A tooth root comprises the lower two-third portion of the tooth, and is covered by gums and bone. Acids released by bacteria may dissolve the root bone, as a result of which, the bone starts to decay thereby exposing the roots. Since the bone and gum no longer protect the tooth root, it becomes sensitive to sour, cold, and hot food items. Such hypersensitivity may cause gum and jaw pain.
Temporomandibular Joint Disorders
These disorders involve pain and dysfunction of the temporomandibular joint (the joint between the upper and lower jaws) as well as the associated muscles. Temporomandibular joint pain can also be due to traumatic experience like blow on the face, chronic or inflammatory arthritis, or pushing back of the mandible towards the ears while swallowing or chewing. Apart from jaw pain and gum pain, one may experience stiffness in the jaw muscles, difficulty while chewing, locking of the jaw, etc.
Deficiency of vital vitamins that are essential for the proper development of gums and teeth may also lead to gum pain. Deficiency of vitamins B5, B6, D, K may lead to sore and painful gums. Severe vitamin C deficiency causes scurvy which is characterized by spongy and bleeding gums along with fatigue, lethargy, and formation of spots on the skin. In addition to this, deficiency of minerals like iron, calcium and zinc may also be manifested through gum pain.
Tooth extraction refers to the surgical removal of tooth, and may necessary if the tooth is badly damaged. In some cases an existing tooth blocks another from coming out, especially in the case of wisdom teeth. As a result one may suffer from severe pain, and the tooth may need to be extracted. Gum pain after tooth extraction is a common phenomenon, and may alleviate in a few days.
The precise treatment depends on the underlying etiology, and may involve the administration of analgesics and nonsteroidal anti-inflammatory drugs (NSAID) for gum pain relief.
» If gum pain is caused due to small dental cavities, it may be treated by filling those cavities. In case of large cavities a crown needs to be fitted. If the cavity has penetrated significantly to expose the blood vessels and nerves of the tooth, either the tooth is extracted or a root canal procedure is performed. In a root canal procedure, the dying tissue is removed and replaced with an inert material.
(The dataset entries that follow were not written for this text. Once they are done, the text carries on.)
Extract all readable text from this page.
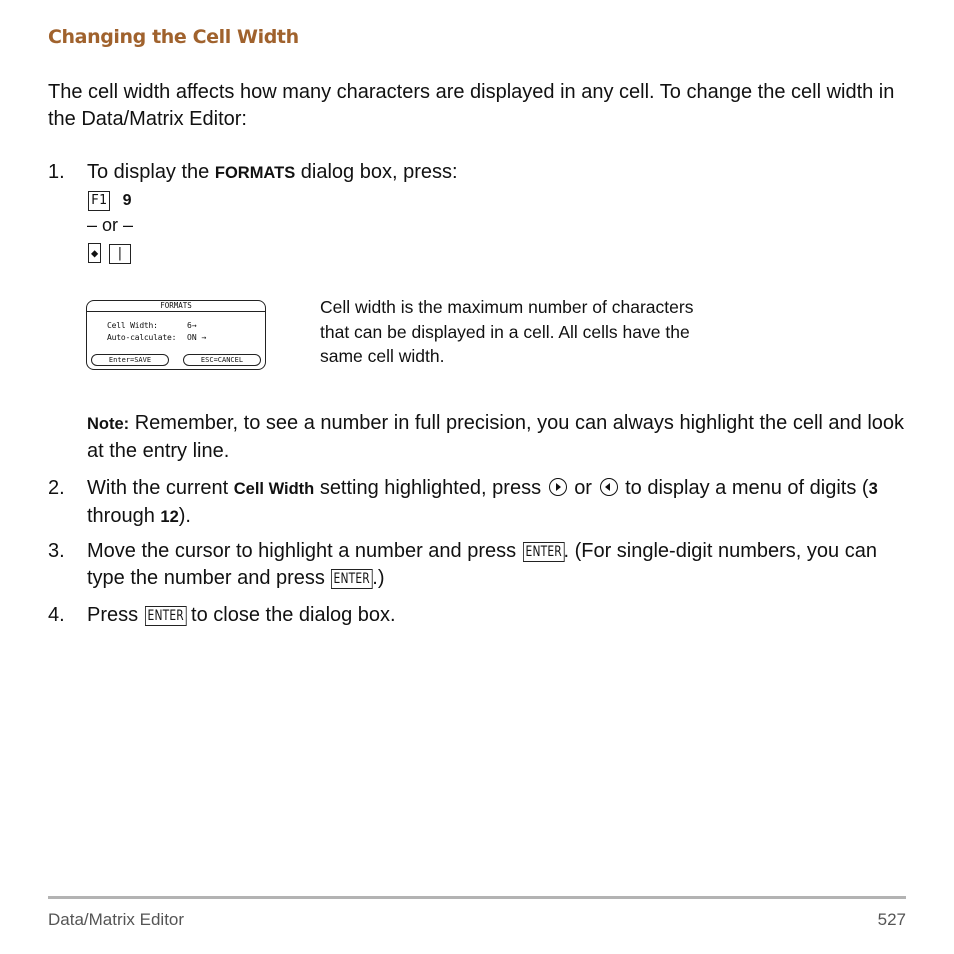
Changing the Cell Width
The cell width affects how many characters are displayed in any cell. To change the cell width in the Data/Matrix Editor:
1. To display the FORMATS dialog box, press:
F1 9
– or –
◆ |
FORMATS
Cell Width:	6→
Auto-calculate: ON →
Enter=SAVE	ESC=CANCEL
Cell width is the maximum number of characters that can be displayed in a cell. All cells have the same cell width.
Note: Remember, to see a number in full precision, you can always highlight the cell and look at the entry line.
2. With the current Cell Width setting highlighted, press or to display a menu of digits (3 through 12).
3. Move the cursor to highlight a number and press ENTER. (For single-digit numbers, you can type the number and press ENTER.)
4. Press ENTER to close the dialog box.
Data/Matrix Editor	527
» If gum disease is the cause, good oral hygiene is recommended, and the key treatment involves removing the bacterial plaque. If it is in advanced stage, thorough cleaning of the teeth is required. The deep cleaning processes usually employed include root planing and subgingival curettage. In root planing, the plaque formed due to accumulation of saliva, bacteria and food is removed. On the other hand subgingival curettage is the process wherein the inflamed layer of the tissue is removed.
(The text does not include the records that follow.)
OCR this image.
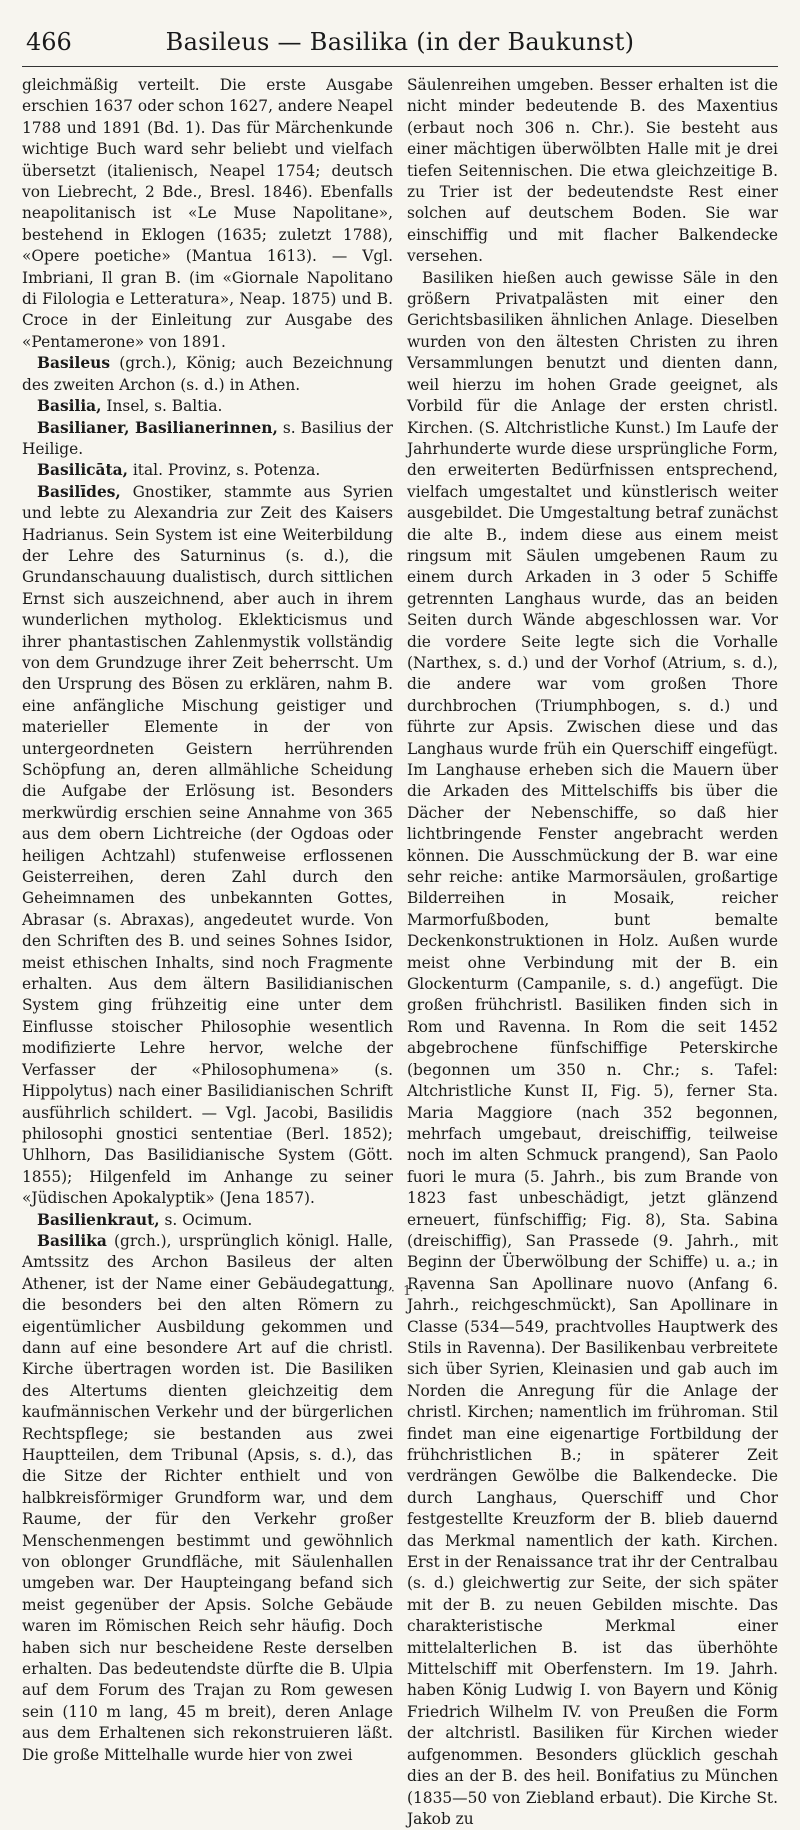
466	Basileus — Basilika (in der Baukunst)

gleichmäßig verteilt. Die erste Ausgabe erschien 1637 oder schon 1627, andere Neapel 1788 und 1891 (Bd. 1). Das für Märchenkunde wichtige Buch ward sehr beliebt und vielfach übersetzt (italienisch, Neapel 1754; deutsch von Liebrecht, 2 Bde., Bresl. 1846). Ebenfalls neapolitanisch ist «Le Muse Napolitane», bestehend in Eklogen (1635; zuletzt 1788), «Opere poetiche» (Mantua 1613). — Vgl. Imbriani, Il gran B. (im «Giornale Napolitano di Filologia e Letteratura», Neap. 1875) und B. Croce in der Einleitung zur Ausgabe des «Pentamerone» von 1891.

Basileus (grch.), König; auch Bezeichnung des zweiten Archon (s. d.) in Athen.

Basilia, Insel, s. Baltia.

Basilianer, Basilianerinnen, s. Basilius der Heilige.

Basilicāta, ital. Provinz, s. Potenza.

Basilīdes, Gnostiker, stammte aus Syrien und lebte zu Alexandria zur Zeit des Kaisers Hadrianus. Sein System ist eine Weiterbildung der Lehre des Saturninus (s. d.), die Grundanschauung dualistisch, durch sittlichen Ernst sich auszeichnend, aber auch in ihrem wunderlichen mytholog. Eklekticismus und ihrer phantastischen Zahlenmystik vollständig von dem Grundzuge ihrer Zeit beherrscht. Um den Ursprung des Bösen zu erklären, nahm B. eine anfängliche Mischung geistiger und materieller Elemente in der von untergeordneten Geistern herrührenden Schöpfung an, deren allmähliche Scheidung die Aufgabe der Erlösung ist. Besonders merkwürdig erschien seine Annahme von 365 aus dem obern Lichtreiche (der Ogdoas oder heiligen Achtzahl) stufenweise erflossenen Geisterreihen, deren Zahl durch den Geheimnamen des unbekannten Gottes, Abrasar (s. Abraxas), angedeutet wurde. Von den Schriften des B. und seines Sohnes Isidor, meist ethischen Inhalts, sind noch Fragmente erhalten. Aus dem ältern Basilidianischen System ging frühzeitig eine unter dem Einflusse stoischer Philosophie wesentlich modifizierte Lehre hervor, welche der Verfasser der «Philosophumena» (s. Hippolytus) nach einer Basilidianischen Schrift ausführlich schildert. — Vgl. Jacobi, Basilidis philosophi gnostici sententiae (Berl. 1852); Uhlhorn, Das Basilidianische System (Gött. 1855); Hilgenfeld im Anhange zu seiner «Jüdischen Apokalyptik» (Jena 1857).

Basilienkraut, s. Ocimum.

Basilika (grch.), ursprünglich königl. Halle, Amtssitz des Archon Basileus der alten Athener, ist der Name einer Gebäudegattung, die besonders bei den alten Römern zu eigentümlicher Ausbildung gekommen und dann auf eine besondere Art auf die christl. Kirche übertragen worden ist. Die Basiliken des Altertums dienten gleichzeitig dem kaufmännischen Verkehr und der bürgerlichen Rechtspflege; sie bestanden aus zwei Hauptteilen, dem Tribunal (Apsis, s. d.), das die Sitze der Richter enthielt und von halbkreisförmiger Grundform war, und dem Raume, der für den Verkehr großer Menschenmengen bestimmt und gewöhnlich von oblonger Grundfläche, mit Säulenhallen umgeben war. Der Haupteingang befand sich meist gegenüber der Apsis. Solche Gebäude waren im Römischen Reich sehr häufig. Doch haben sich nur bescheidene Reste derselben erhalten. Das bedeutendste dürfte die B. Ulpia auf dem Forum des Trajan zu Rom gewesen sein (110 m lang, 45 m breit), deren Anlage aus dem Erhaltenen sich rekonstruieren läßt. Die große Mittelhalle wurde hier von zwei

Säulenreihen umgeben. Besser erhalten ist die nicht minder bedeutende B. des Maxentius (erbaut noch 306 n. Chr.). Sie besteht aus einer mächtigen überwölbten Halle mit je drei tiefen Seitennischen. Die etwa gleichzeitige B. zu Trier ist der bedeutendste Rest einer solchen auf deutschem Boden. Sie war einschiffig und mit flacher Balkendecke versehen.

Basiliken hießen auch gewisse Säle in den größern Privatpalästen mit einer den Gerichtsbasiliken ähnlichen Anlage. Dieselben wurden von den ältesten Christen zu ihren Versammlungen benutzt und dienten dann, weil hierzu im hohen Grade geeignet, als Vorbild für die Anlage der ersten christl. Kirchen. (S. Altchristliche Kunst.) Im Laufe der Jahrhunderte wurde diese ursprüngliche Form, den erweiterten Bedürfnissen entsprechend, vielfach umgestaltet und künstlerisch weiter ausgebildet. Die Umgestaltung betraf zunächst die alte B., indem diese aus einem meist ringsum mit Säulen umgebenen Raum zu einem durch Arkaden in 3 oder 5 Schiffe getrennten Langhaus wurde, das an beiden Seiten durch Wände abgeschlossen war. Vor die vordere Seite legte sich die Vorhalle (Narthex, s. d.) und der Vorhof (Atrium, s. d.), die andere war vom großen Thore durchbrochen (Triumphbogen, s. d.) und führte zur Apsis. Zwischen diese und das Langhaus wurde früh ein Querschiff eingefügt. Im Langhause erheben sich die Mauern über die Arkaden des Mittelschiffs bis über die Dächer der Nebenschiffe, so daß hier lichtbringende Fenster angebracht werden können. Die Ausschmückung der B. war eine sehr reiche: antike Marmorsäulen, großartige Bilderreihen in Mosaik, reicher Marmorfußboden, bunt bemalte Deckenkonstruktionen in Holz. Außen wurde meist ohne Verbindung mit der B. ein Glockenturm (Campanile, s. d.) angefügt. Die großen frühchristl. Basiliken finden sich in Rom und Ravenna. In Rom die seit 1452 abgebrochene fünfschiffige Peterskirche (begonnen um 350 n. Chr.; s. Tafel: Altchristliche Kunst II, Fig. 5), ferner Sta. Maria Maggiore (nach 352 begonnen, mehrfach umgebaut, dreischiffig, teilweise noch im alten Schmuck prangend), San Paolo fuori le mura (5. Jahrh., bis zum Brande von 1823 fast unbeschädigt, jetzt glänzend erneuert, fünfschiffig; Fig. 8), Sta. Sabina (dreischiffig), San Prassede (9. Jahrh., mit Beginn der Überwölbung der Schiffe) u. a.; in Ravenna San Apollinare nuovo (Anfang 6. Jahrh., reichgeschmückt), San Apollinare in Classe (534—549, prachtvolles Hauptwerk des Stils in Ravenna). Der Basilikenbau verbreitete sich über Syrien, Kleinasien und gab auch im Norden die Anregung für die Anlage der christl. Kirchen; namentlich im frühroman. Stil findet man eine eigenartige Fortbildung der frühchristlichen B.; in späterer Zeit verdrängen Gewölbe die Balkendecke. Die durch Langhaus, Querschiff und Chor festgestellte Kreuzform der B. blieb dauernd das Merkmal namentlich der kath. Kirchen. Erst in der Renaissance trat ihr der Centralbau (s. d.) gleichwertig zur Seite, der sich später mit der B. zu neuen Gebilden mischte. Das charakteristische Merkmal einer mittelalterlichen B. ist das überhöhte Mittelschiff mit Oberfenstern. Im 19. Jahrh. haben König Ludwig I. von Bayern und König Friedrich Wilhelm IV. von Preußen die Form der altchristl. Basiliken für Kirchen wieder aufgenommen. Besonders glücklich geschah dies an der B. des heil. Bonifatius zu München (1835—50 von Ziebland erbaut). Die Kirche St. Jakob zu

1 · 1 ·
» Topical fluoride gels and special toothpastes which contain fluorides may be prescribed to help maintain the enamel, and prevent it from wearing out.
» Antibiotics and antibacterial mouthwashes may be recommended to alleviate and avoid gum infections.
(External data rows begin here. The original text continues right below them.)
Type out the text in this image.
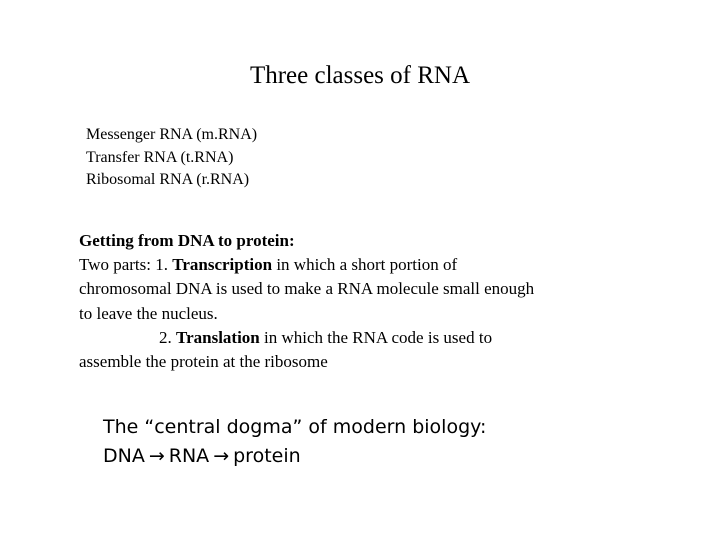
Three classes of RNA
Messenger RNA (m.RNA)
Transfer RNA (t.RNA)
Ribosomal RNA (r.RNA)
Getting from DNA to protein:
Two parts: 1. Transcription in which a short portion of
chromosomal DNA is used to make a RNA molecule small enough
to leave the nucleus.
2. Translation in which the RNA code is used to
assemble the protein at the ribosome
The “central dogma” of modern biology:
DNA → RNA → protein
Gum pain may be caused due to several reasons; the most common being unhygienic oral conditions and dental cavities, that can be avoided easily. However, appropriate medical consultation at the right time is extremely essential to deal with any existing dental problems, and avoid any possible complications.
Disclaimer: This HealthHearty article is for informative purposes only, and should not be used as a substitute for professional medical advice.